“When they had finished breakfast, Jesus said to Simon Peter, ‘Simon, son of John, do you love me more than these?’ He said to him, ‘Yes, Lord; you know that I love you.’ He said to him, ‘Feed my lambs’ ” (v. 15).
First-century men and women who heard the preaching of the gospel and were told about the sequence of events associated with the crucifixion heard about how Simon Peter denied knowing Jesus during our Lord’s trial (John 18:15–27). And they would have known that this same Peter was not permanently disqualified from ministry but was a leader in the early church and one of the most prominent Apostles. This would have raised the question as to how Peter went from one who denied the Lord to one of the Lord’s chief preachers. The same question arises when we read John’s gospel and see Peter’s prominence in the postresurrection encounters of the disciples with Jesus (20:1–21:14). Today’s passage gives us the answer to the question.

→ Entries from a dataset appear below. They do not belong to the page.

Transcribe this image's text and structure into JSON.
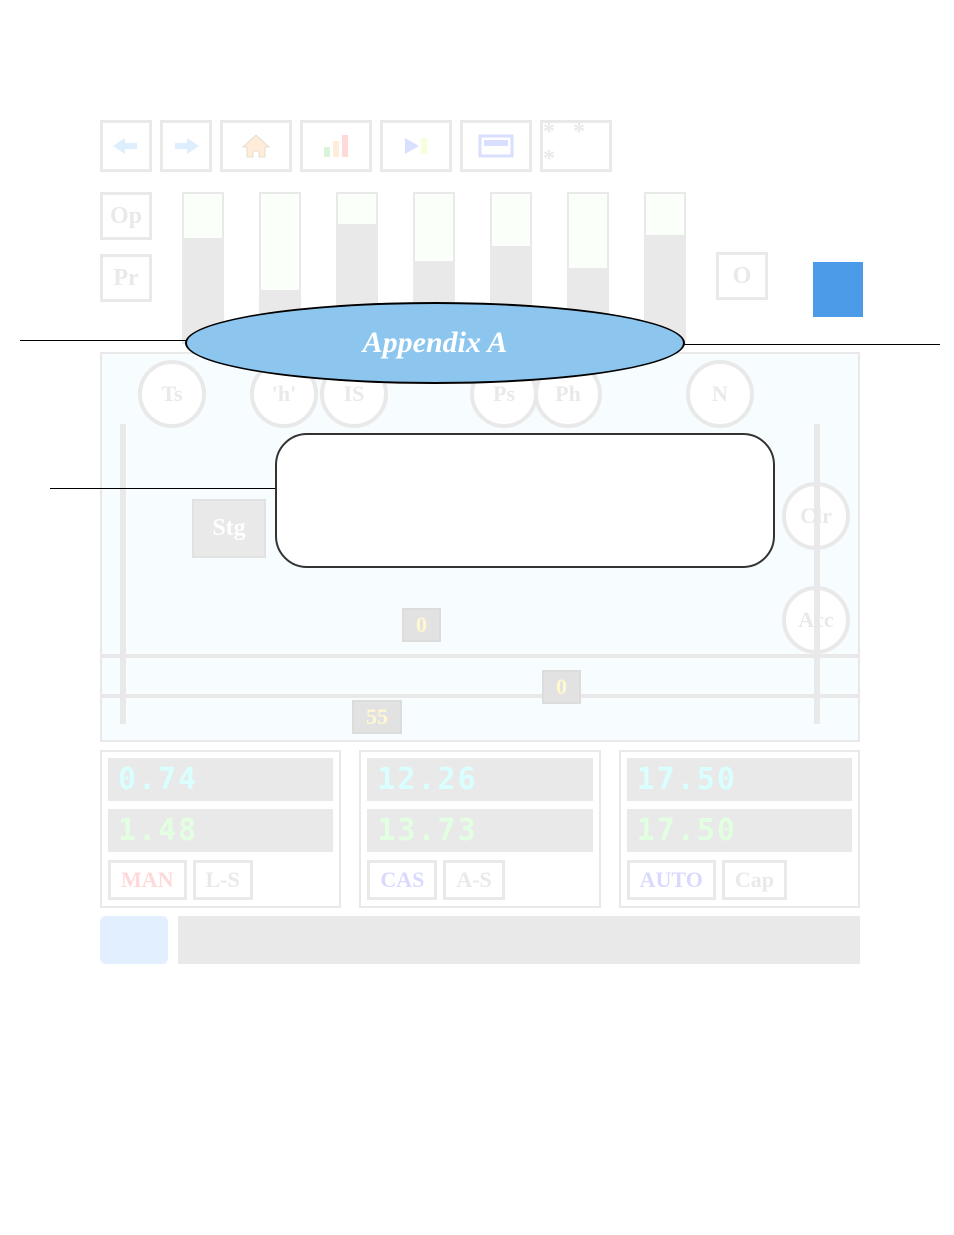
{
  "overlay": {
    "appendix_label": "Appendix A"
  },
  "nav": {
    "back_icon": "←",
    "forward_icon": "→",
    "home_icon": "⌂",
    "chart_icon": "▥",
    "play_icon": "▶",
    "display_icon": "▭",
    "menu_icon": "* * *"
  },
  "side_buttons": {
    "op": "Op",
    "pr": "Pr",
    "of": "O"
  },
  "circle_labels": {
    "ts": "Ts",
    "h": "'h'",
    "is": "IS",
    "ps": "Ps",
    "ph": "Ph",
    "n": "N",
    "clr": "Clr",
    "acc": "Acc"
  },
  "stg_label": "Stg",
  "small_values": {
    "v1": "0",
    "v2": "0",
    "v3": "55"
  },
  "readouts": [
    {
      "top": "0.74",
      "bottom": "1.48",
      "mode1": "MAN",
      "mode2": "L-S"
    },
    {
      "top": "12.26",
      "bottom": "13.73",
      "mode1": "CAS",
      "mode2": "A-S"
    },
    {
      "top": "17.50",
      "bottom": "17.50",
      "mode1": "AUTO",
      "mode2": "Cap"
    }
  ]
}
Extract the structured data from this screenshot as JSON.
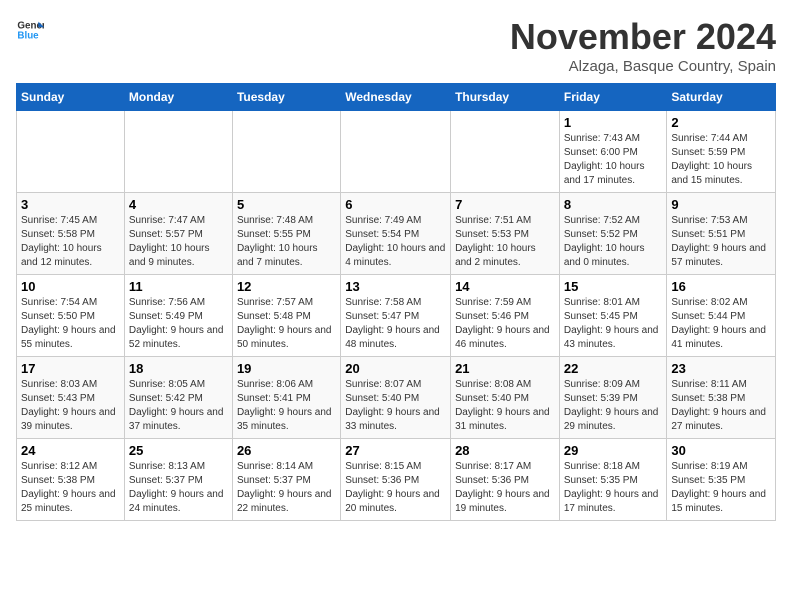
{
  "header": {
    "logo_general": "General",
    "logo_blue": "Blue",
    "month": "November 2024",
    "location": "Alzaga, Basque Country, Spain"
  },
  "weekdays": [
    "Sunday",
    "Monday",
    "Tuesday",
    "Wednesday",
    "Thursday",
    "Friday",
    "Saturday"
  ],
  "weeks": [
    [
      {
        "day": "",
        "sunrise": "",
        "sunset": "",
        "daylight": ""
      },
      {
        "day": "",
        "sunrise": "",
        "sunset": "",
        "daylight": ""
      },
      {
        "day": "",
        "sunrise": "",
        "sunset": "",
        "daylight": ""
      },
      {
        "day": "",
        "sunrise": "",
        "sunset": "",
        "daylight": ""
      },
      {
        "day": "",
        "sunrise": "",
        "sunset": "",
        "daylight": ""
      },
      {
        "day": "1",
        "sunrise": "Sunrise: 7:43 AM",
        "sunset": "Sunset: 6:00 PM",
        "daylight": "Daylight: 10 hours and 17 minutes."
      },
      {
        "day": "2",
        "sunrise": "Sunrise: 7:44 AM",
        "sunset": "Sunset: 5:59 PM",
        "daylight": "Daylight: 10 hours and 15 minutes."
      }
    ],
    [
      {
        "day": "3",
        "sunrise": "Sunrise: 7:45 AM",
        "sunset": "Sunset: 5:58 PM",
        "daylight": "Daylight: 10 hours and 12 minutes."
      },
      {
        "day": "4",
        "sunrise": "Sunrise: 7:47 AM",
        "sunset": "Sunset: 5:57 PM",
        "daylight": "Daylight: 10 hours and 9 minutes."
      },
      {
        "day": "5",
        "sunrise": "Sunrise: 7:48 AM",
        "sunset": "Sunset: 5:55 PM",
        "daylight": "Daylight: 10 hours and 7 minutes."
      },
      {
        "day": "6",
        "sunrise": "Sunrise: 7:49 AM",
        "sunset": "Sunset: 5:54 PM",
        "daylight": "Daylight: 10 hours and 4 minutes."
      },
      {
        "day": "7",
        "sunrise": "Sunrise: 7:51 AM",
        "sunset": "Sunset: 5:53 PM",
        "daylight": "Daylight: 10 hours and 2 minutes."
      },
      {
        "day": "8",
        "sunrise": "Sunrise: 7:52 AM",
        "sunset": "Sunset: 5:52 PM",
        "daylight": "Daylight: 10 hours and 0 minutes."
      },
      {
        "day": "9",
        "sunrise": "Sunrise: 7:53 AM",
        "sunset": "Sunset: 5:51 PM",
        "daylight": "Daylight: 9 hours and 57 minutes."
      }
    ],
    [
      {
        "day": "10",
        "sunrise": "Sunrise: 7:54 AM",
        "sunset": "Sunset: 5:50 PM",
        "daylight": "Daylight: 9 hours and 55 minutes."
      },
      {
        "day": "11",
        "sunrise": "Sunrise: 7:56 AM",
        "sunset": "Sunset: 5:49 PM",
        "daylight": "Daylight: 9 hours and 52 minutes."
      },
      {
        "day": "12",
        "sunrise": "Sunrise: 7:57 AM",
        "sunset": "Sunset: 5:48 PM",
        "daylight": "Daylight: 9 hours and 50 minutes."
      },
      {
        "day": "13",
        "sunrise": "Sunrise: 7:58 AM",
        "sunset": "Sunset: 5:47 PM",
        "daylight": "Daylight: 9 hours and 48 minutes."
      },
      {
        "day": "14",
        "sunrise": "Sunrise: 7:59 AM",
        "sunset": "Sunset: 5:46 PM",
        "daylight": "Daylight: 9 hours and 46 minutes."
      },
      {
        "day": "15",
        "sunrise": "Sunrise: 8:01 AM",
        "sunset": "Sunset: 5:45 PM",
        "daylight": "Daylight: 9 hours and 43 minutes."
      },
      {
        "day": "16",
        "sunrise": "Sunrise: 8:02 AM",
        "sunset": "Sunset: 5:44 PM",
        "daylight": "Daylight: 9 hours and 41 minutes."
      }
    ],
    [
      {
        "day": "17",
        "sunrise": "Sunrise: 8:03 AM",
        "sunset": "Sunset: 5:43 PM",
        "daylight": "Daylight: 9 hours and 39 minutes."
      },
      {
        "day": "18",
        "sunrise": "Sunrise: 8:05 AM",
        "sunset": "Sunset: 5:42 PM",
        "daylight": "Daylight: 9 hours and 37 minutes."
      },
      {
        "day": "19",
        "sunrise": "Sunrise: 8:06 AM",
        "sunset": "Sunset: 5:41 PM",
        "daylight": "Daylight: 9 hours and 35 minutes."
      },
      {
        "day": "20",
        "sunrise": "Sunrise: 8:07 AM",
        "sunset": "Sunset: 5:40 PM",
        "daylight": "Daylight: 9 hours and 33 minutes."
      },
      {
        "day": "21",
        "sunrise": "Sunrise: 8:08 AM",
        "sunset": "Sunset: 5:40 PM",
        "daylight": "Daylight: 9 hours and 31 minutes."
      },
      {
        "day": "22",
        "sunrise": "Sunrise: 8:09 AM",
        "sunset": "Sunset: 5:39 PM",
        "daylight": "Daylight: 9 hours and 29 minutes."
      },
      {
        "day": "23",
        "sunrise": "Sunrise: 8:11 AM",
        "sunset": "Sunset: 5:38 PM",
        "daylight": "Daylight: 9 hours and 27 minutes."
      }
    ],
    [
      {
        "day": "24",
        "sunrise": "Sunrise: 8:12 AM",
        "sunset": "Sunset: 5:38 PM",
        "daylight": "Daylight: 9 hours and 25 minutes."
      },
      {
        "day": "25",
        "sunrise": "Sunrise: 8:13 AM",
        "sunset": "Sunset: 5:37 PM",
        "daylight": "Daylight: 9 hours and 24 minutes."
      },
      {
        "day": "26",
        "sunrise": "Sunrise: 8:14 AM",
        "sunset": "Sunset: 5:37 PM",
        "daylight": "Daylight: 9 hours and 22 minutes."
      },
      {
        "day": "27",
        "sunrise": "Sunrise: 8:15 AM",
        "sunset": "Sunset: 5:36 PM",
        "daylight": "Daylight: 9 hours and 20 minutes."
      },
      {
        "day": "28",
        "sunrise": "Sunrise: 8:17 AM",
        "sunset": "Sunset: 5:36 PM",
        "daylight": "Daylight: 9 hours and 19 minutes."
      },
      {
        "day": "29",
        "sunrise": "Sunrise: 8:18 AM",
        "sunset": "Sunset: 5:35 PM",
        "daylight": "Daylight: 9 hours and 17 minutes."
      },
      {
        "day": "30",
        "sunrise": "Sunrise: 8:19 AM",
        "sunset": "Sunset: 5:35 PM",
        "daylight": "Daylight: 9 hours and 15 minutes."
      }
    ]
  ]
}
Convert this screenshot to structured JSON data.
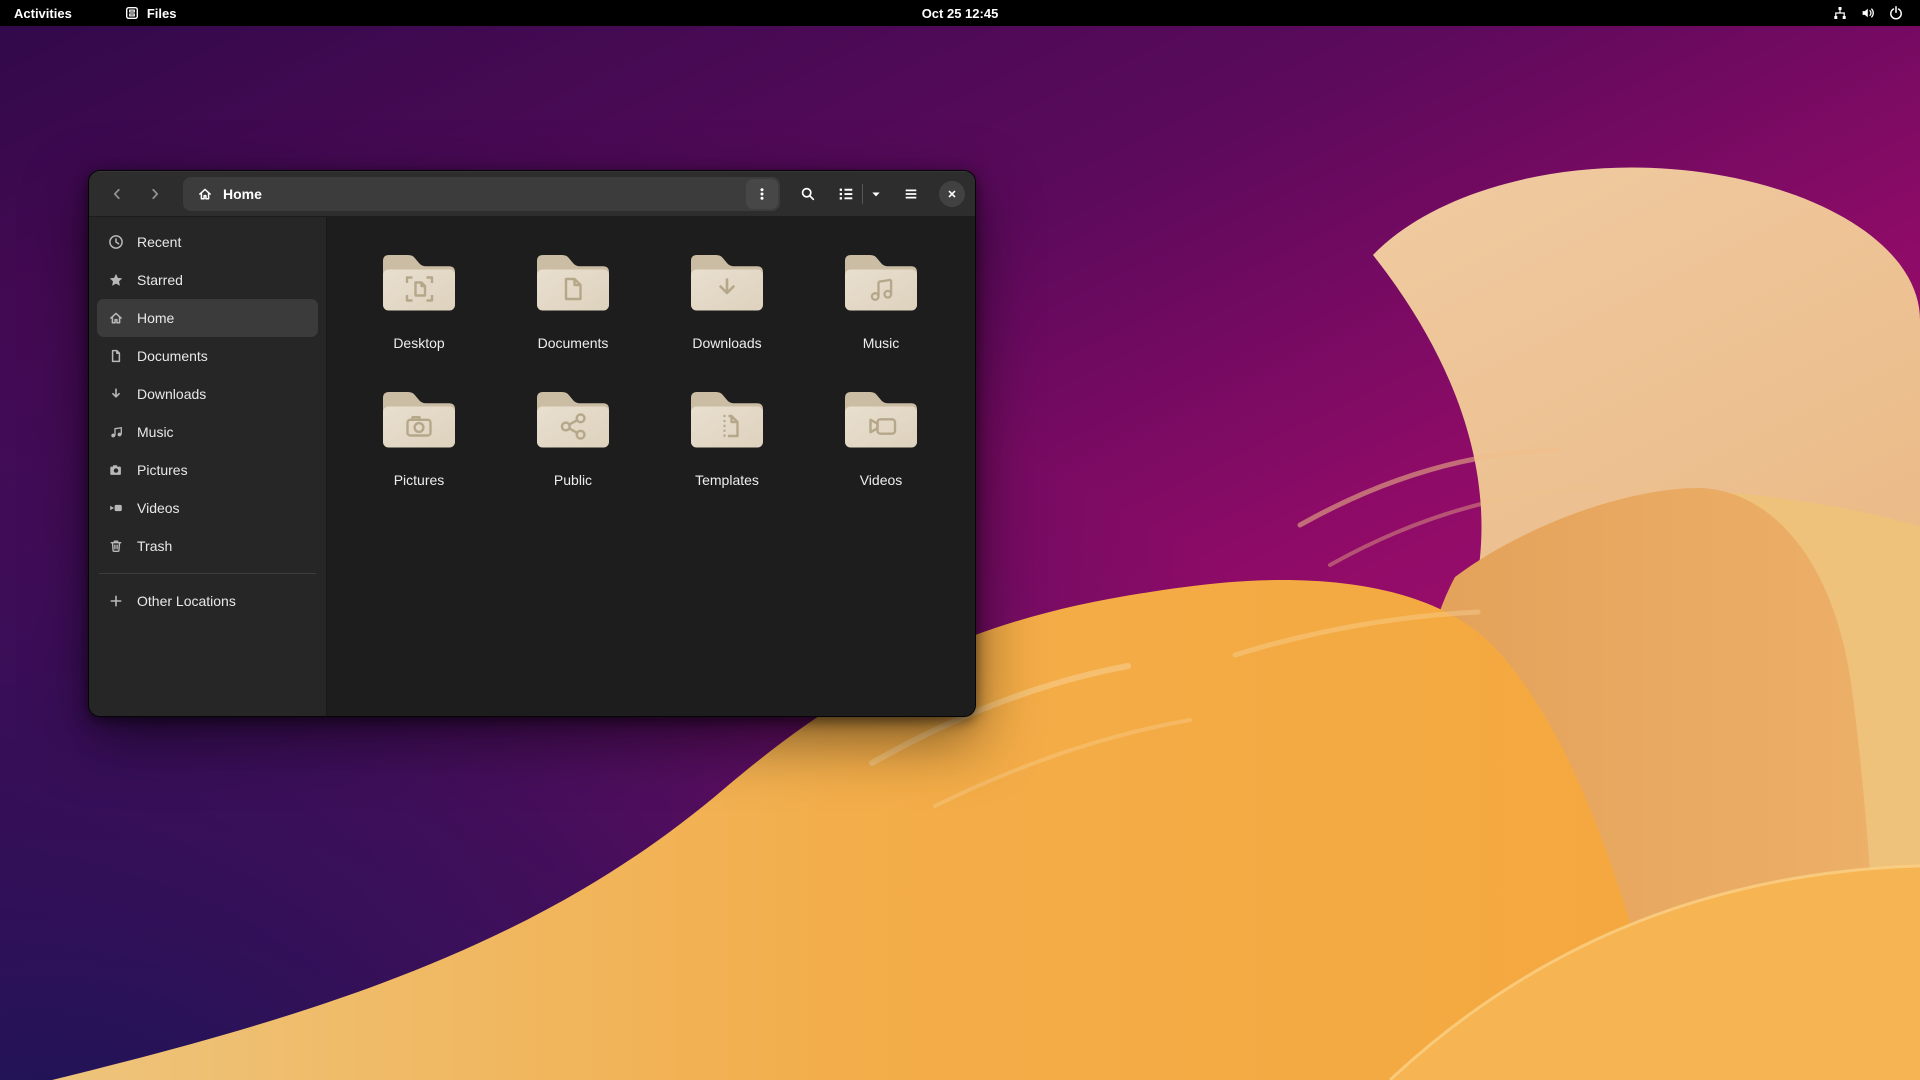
{
  "topbar": {
    "activities_label": "Activities",
    "app_indicator": {
      "label": "Files",
      "icon": "files-app-icon"
    },
    "clock": "Oct 25 12:45",
    "status_icons": [
      {
        "name": "network-icon"
      },
      {
        "name": "volume-icon"
      },
      {
        "name": "power-icon"
      }
    ]
  },
  "window": {
    "header": {
      "path": {
        "icon": "home-icon",
        "label": "Home",
        "menu_icon": "kebab-menu-icon"
      },
      "nav": {
        "back_icon": "chevron-left-icon",
        "forward_icon": "chevron-right-icon"
      },
      "search_icon": "search-icon",
      "view": {
        "toggle_icon": "list-view-icon",
        "dropdown_icon": "chevron-down-icon"
      },
      "menu_icon": "hamburger-menu-icon",
      "close_icon": "close-icon"
    },
    "sidebar": {
      "items": [
        {
          "label": "Recent",
          "icon": "recent",
          "selected": false
        },
        {
          "label": "Starred",
          "icon": "starred",
          "selected": false
        },
        {
          "label": "Home",
          "icon": "home",
          "selected": true
        },
        {
          "label": "Documents",
          "icon": "document",
          "selected": false
        },
        {
          "label": "Downloads",
          "icon": "download",
          "selected": false
        },
        {
          "label": "Music",
          "icon": "music",
          "selected": false
        },
        {
          "label": "Pictures",
          "icon": "camera",
          "selected": false
        },
        {
          "label": "Videos",
          "icon": "video",
          "selected": false
        },
        {
          "label": "Trash",
          "icon": "trash",
          "selected": false,
          "separator_after": true
        },
        {
          "label": "Other Locations",
          "icon": "plus",
          "selected": false
        }
      ]
    },
    "files": {
      "folders": [
        {
          "name": "Desktop",
          "emblem": "desktop"
        },
        {
          "name": "Documents",
          "emblem": "document"
        },
        {
          "name": "Downloads",
          "emblem": "download"
        },
        {
          "name": "Music",
          "emblem": "music"
        },
        {
          "name": "Pictures",
          "emblem": "camera"
        },
        {
          "name": "Public",
          "emblem": "share"
        },
        {
          "name": "Templates",
          "emblem": "template"
        },
        {
          "name": "Videos",
          "emblem": "video"
        }
      ]
    }
  },
  "colors": {
    "topbar_bg": "#000000",
    "header_bg": "#2d2d2d",
    "pathbar_bg": "#3c3c3c",
    "sidebar_bg": "#262626",
    "sidebar_selected_bg": "#3b3b3b",
    "content_bg": "#1d1d1d",
    "folder_front": "#e5dbc9",
    "folder_back": "#cbbda4",
    "folder_emblem": "#b5a78a",
    "wallpaper_palette": [
      "#30094a",
      "#8d0b67",
      "#a90e6f",
      "#1d1456",
      "#f0cba2",
      "#e2a058",
      "#f3ad49",
      "#f6b453"
    ]
  }
}
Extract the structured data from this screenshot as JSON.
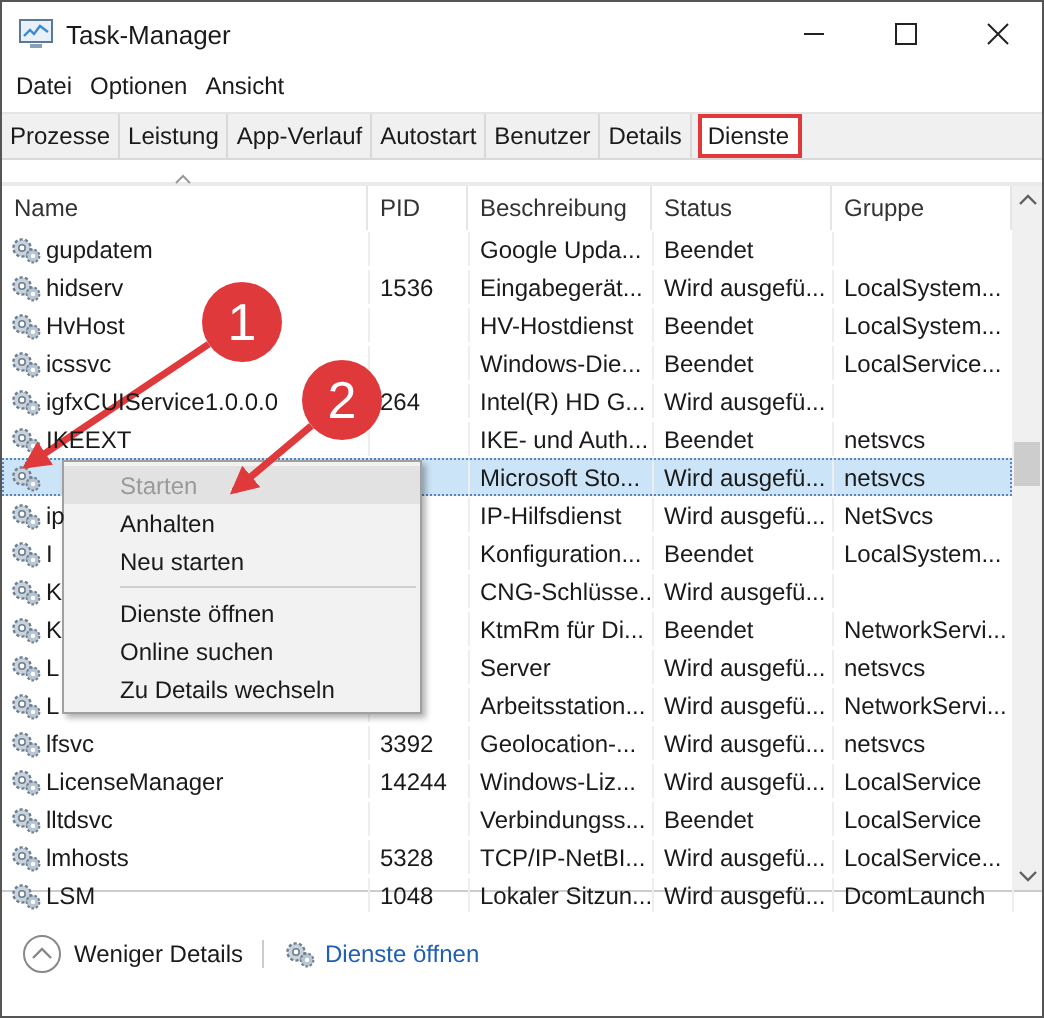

We read in John 21:15–17 the account of Peter’s restoration to ministry by Christ. After the disciples finished eating breakfast on the shore of the Sea of Tiberias, Jesus asked Peter three times whether he loved Jesus “more than these.” The question is significant because we know from the Gospels that Peter was quick to speak and to act in a display of love and honor for Jesus (Matt. 16:13–19), though sometimes his zeal led him to do and say things he should not have (vv. 21–23; John 18:10–11). Peter could be restored to ministry only if his professed love for Christ was real, so Jesus asked him about the quality of his love.
Three times Jesus posed the question to Peter, most likely to parallel the Apostle’s three earlier denials (21:15–17; see 18:15–27). Just as Peter rejected Jesus three times, he would have to confess Jesus three times to be restored to his place among the disciples. Some preachers have made much of the fact that Jesus uses two different Greek words for “love” in interrogating Peter, but it does not seem that we should find significance in this fact. The words are used interchangeably throughout John’s gospel.
What we should take note of is that Jesus tells Peter in three different ways to feed and take care of His sheep. Jesus gave Peter the duty of shepherding His people, of teaching them the truth that feeds their souls. Of course, this commission was not limited to Peter but extended to all the Apostles, and Peter explains that it is also given to the elders throughout the church age (1 Peter 5:1–4). Church leaders are to care for believers, knowing that they belong ultimately to Christ and that they need the truth of God’s Word for their good.
Coram DeoLiving before the face of God
The elders and teachers of the church have been tasked with feeding God’s people His Word. The most important thing our leaders can do is make sure that they are well grounded in Scripture and know how to apply it to our lives. We should seek out churches with such leaders, and we should be grateful for those elders and teachers who faithfully deliver the Word of God to us, regularly encouraging them in their labors.